A soft-spoken Southern Lady with a genteel and warmhearted spirit, Lane Bradbury has faced the myriad challenges that life has brought her with the sweet, if determined, resolve of a true “Steel Magnolia”. She recently met with John O’Dowd to share her story of how a little girl from Georgia danced and dreamed her way into an incredibly fascinating life…a life of meaning and purpose.

“I was born outside of Atlanta, Georgia, in a beautiful area with lots and lots of woods. My father was an architect who later designed the governor’s mansion in Atlanta, as well as many of the buildings surrounding the State Capitol. My mother was a homemaker and a child ‘taker’ and what I mean is that she took me and my younger siblings, Lynda and Tommy, everywhere.

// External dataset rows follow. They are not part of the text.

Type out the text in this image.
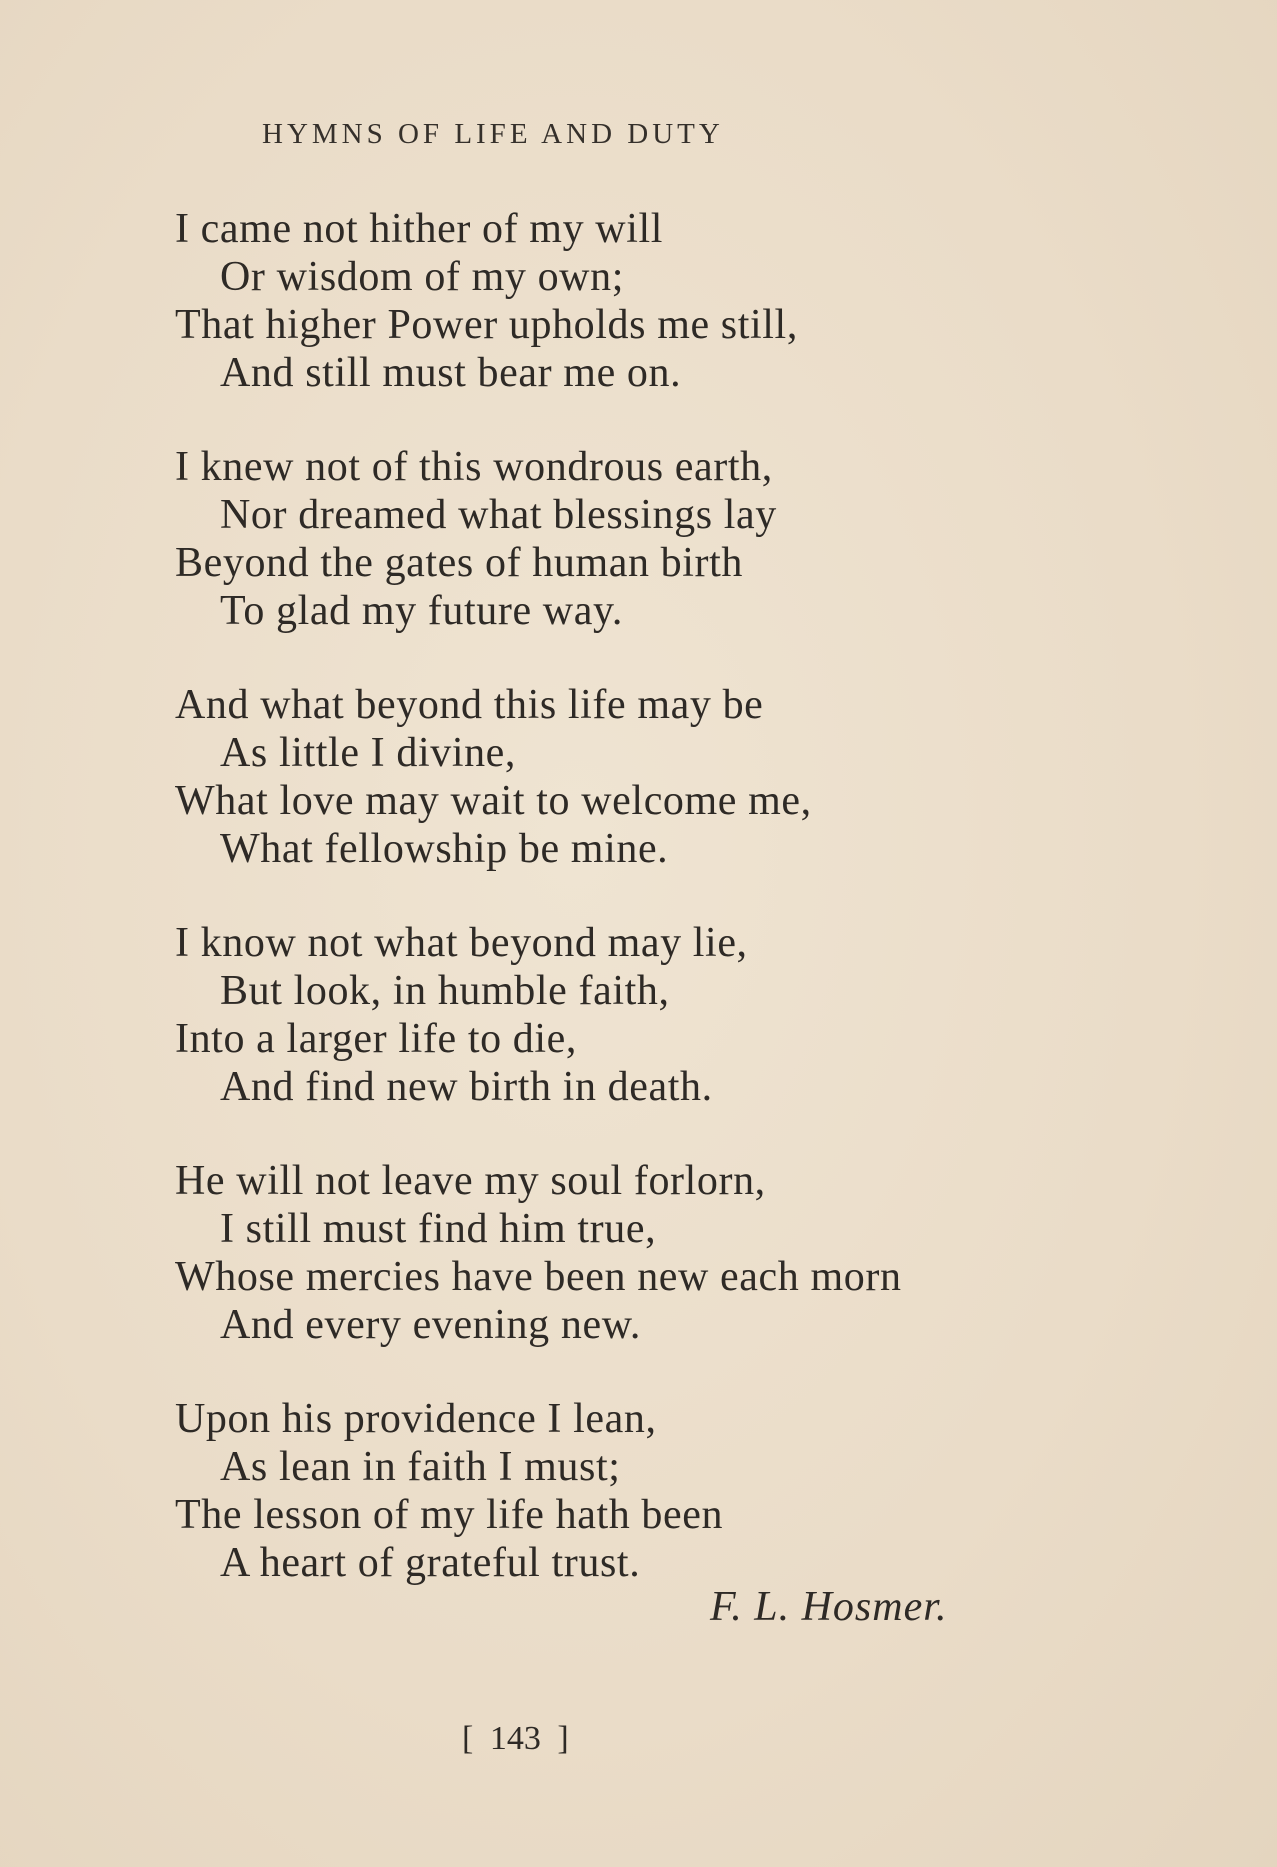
HYMNS OF LIFE AND DUTY
I came not hither of my will
Or wisdom of my own;
That higher Power upholds me still,
And still must bear me on.
I knew not of this wondrous earth,
Nor dreamed what blessings lay
Beyond the gates of human birth
To glad my future way.
And what beyond this life may be
As little I divine,
What love may wait to welcome me,
What fellowship be mine.
I know not what beyond may lie,
But look, in humble faith,
Into a larger life to die,
And find new birth in death.
He will not leave my soul forlorn,
I still must find him true,
Whose mercies have been new each morn
And every evening new.
Upon his providence I lean,
As lean in faith I must;
The lesson of my life hath been
A heart of grateful trust.
F. L. Hosmer.
[ 143 ]
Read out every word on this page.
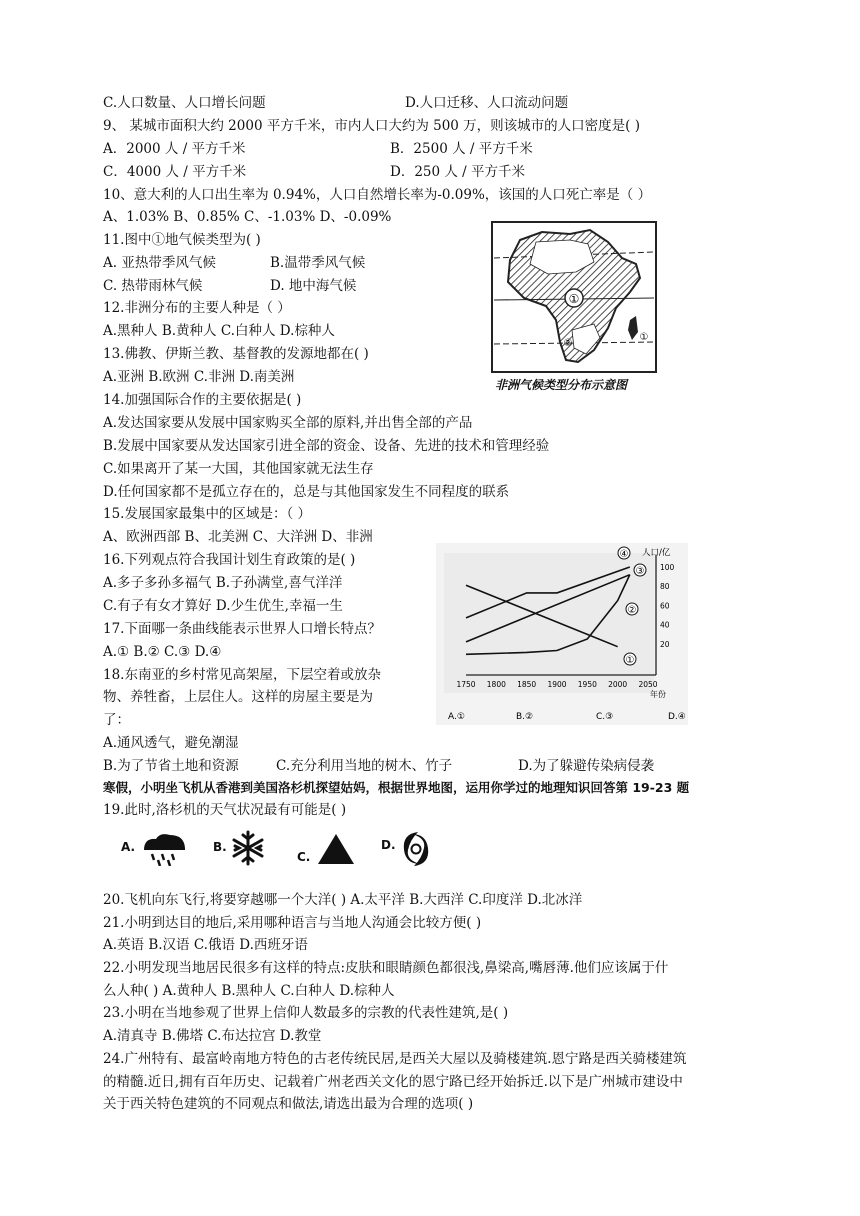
C.人口数量、人口增长问题	D.人口迁移、人口流动问题
9、 某城市面积大约 2000 平方千米，市内人口大约为 500 万，则该城市的人口密度是( )
A．2000 人 / 平方千米	B．2500 人 / 平方千米
C．4000 人 / 平方千米	D．250 人 / 平方千米
10、意大利的人口出生率为 0.94%，人口自然增长率为-0.09%，该国的人口死亡率是（ ）
A、1.03% B、0.85% C、-1.03% D、-0.09%
11.图中①地气候类型为( )
A. 亚热带季风气候	B.温带季风气候
C. 热带雨林气候	D. 地中海气候
12.非洲分布的主要人种是（ ）
A.黑种人 B.黄种人 C.白种人 D.棕种人
13.佛教、伊斯兰教、基督教的发源地都在( )
A.亚洲 B.欧洲 C.非洲 D.南美洲
14.加强国际合作的主要依据是( )
A.发达国家要从发展中国家购买全部的原料,并出售全部的产品
B.发展中国家要从发达国家引进全部的资金、设备、先进的技术和管理经验
C.如果离开了某一大国，其他国家就无法生存
D.任何国家都不是孤立存在的，总是与其他国家发生不同程度的联系
15.发展国家最集中的区域是：（ ）
A、欧洲西部 B、北美洲 C、大洋洲 D、非洲
16.下列观点符合我国计划生育政策的是( )
A.多子多孙多福气 B.子孙满堂,喜气洋洋
C.有子有女才算好 D.少生优生,幸福一生
17.下面哪一条曲线能表示世界人口增长特点？
A.① B.② C.③ D.④
18.东南亚的乡村常见高架屋，下层空着或放杂
物、养牲畜，上层住人。这样的房屋主要是为
了：
A.通风透气，避免潮湿
B.为了节省土地和资源	C.充分利用当地的树木、竹子	D.为了躲避传染病侵袭
寒假，小明坐飞机从香港到美国洛杉机探望姑妈，根据世界地图，运用你学过的地理知识回答第 19-23 题
19.此时,洛杉机的天气状况最有可能是( )
20.飞机向东飞行,将要穿越哪一个大洋( ) A.太平洋 B.大西洋 C.印度洋 D.北冰洋
21.小明到达目的地后,采用哪种语言与当地人沟通会比较方便( )
A.英语 B.汉语 C.俄语 D.西班牙语
22.小明发现当地居民很多有这样的特点:皮肤和眼睛颜色都很浅,鼻梁高,嘴唇薄.他们应该属于什
么人种( ) A.黄种人 B.黑种人 C.白种人 D.棕种人
23.小明在当地参观了世界上信仰人数最多的宗教的代表性建筑,是( )
A.清真寺 B.佛塔 C.布达拉宫 D.教堂
24.广州特有、最富岭南地方特色的古老传统民居,是西关大屋以及骑楼建筑.恩宁路是西关骑楼建筑
的精髓.近日,拥有百年历史、记载着广州老西关文化的恩宁路已经开始拆迁.以下是广州城市建设中
关于西关特色建筑的不同观点和做法,请选出最为合理的选项( )
①
①
②
非洲气候类型分布示意图
20
40
60
80
100
1750 1800 1850 1900 1950 2000 2050
人口/亿
年份
④
③
②
①
A.①	B.②	C.③	D.④
A.	B.
C.
D.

She was very much a ‘hands-on’ Mom. Lynda and I took ballet lessons starting at the age of five, piano and riding lessons at seven, Brownies, Girl Scouts…you name it. Lynda started playing the clarinet and I started playing the flute in elementary school, and my brother took piano lessons (which he hated). Later, he took flying lessons, which he seeemed to like better.You can see why I call my mother a child taker. She was one busy mom.

The two things I remember most about my childhood were riding horses and dancing. I think my very first memory was listening to music and dancing on our sofa which, in my mind, was a stage. I remember one specific time I was dancing and I looked down at my dress and it wasn’t very pretty so I went into my bedroom and changed into a Sunday dress so I could look more like a fairy—a beautiful fairy dancing on the stage. That’s one of my very first memories. Then, at the age of five my mother took me to see a dress rehearsal of the Atlanta Civic Ballet. I remember seeing what looked to be elves and fairies sitting in the audience with us. Though they were just the other children waiting to go on stage, I thought they were real. When mother asked me if I wanted to take ballet, I said yes because I thought that meant that I would be able to see the fairies and elves up close. At five, I started taking ballet classes with Dorothy Alexander, who was the founder of the Atlanta Ballet. I thought the fairies and elves would take one look at me and know that I was one of them and they would make me their fairy princess. Where does this come from, I wonder, in a child? It is such a strong memory for me.

Miss Dorothy’s house was up on a hill and in order to get there you had to walk through what looked to me like a little, magical ‘fairyland’ of plants and fish ponds. In the ballet studio there were bay windows that overlooked the gardens and there was a silver bar that Miss Dorothy asked us to put our hands on. I remember thinking, ‘Well, now, where are all the fairies?’ I saw a green curtain hanging on the wall and I thought they must be behind the curtain and that they were going to come out and tell me that I was their princess! (laughs) They didn’t actually do that but something about dance and music enchanted me from the start because I kept coming back. Eventually I became a member of the Atlanta Ballet when I was twelve.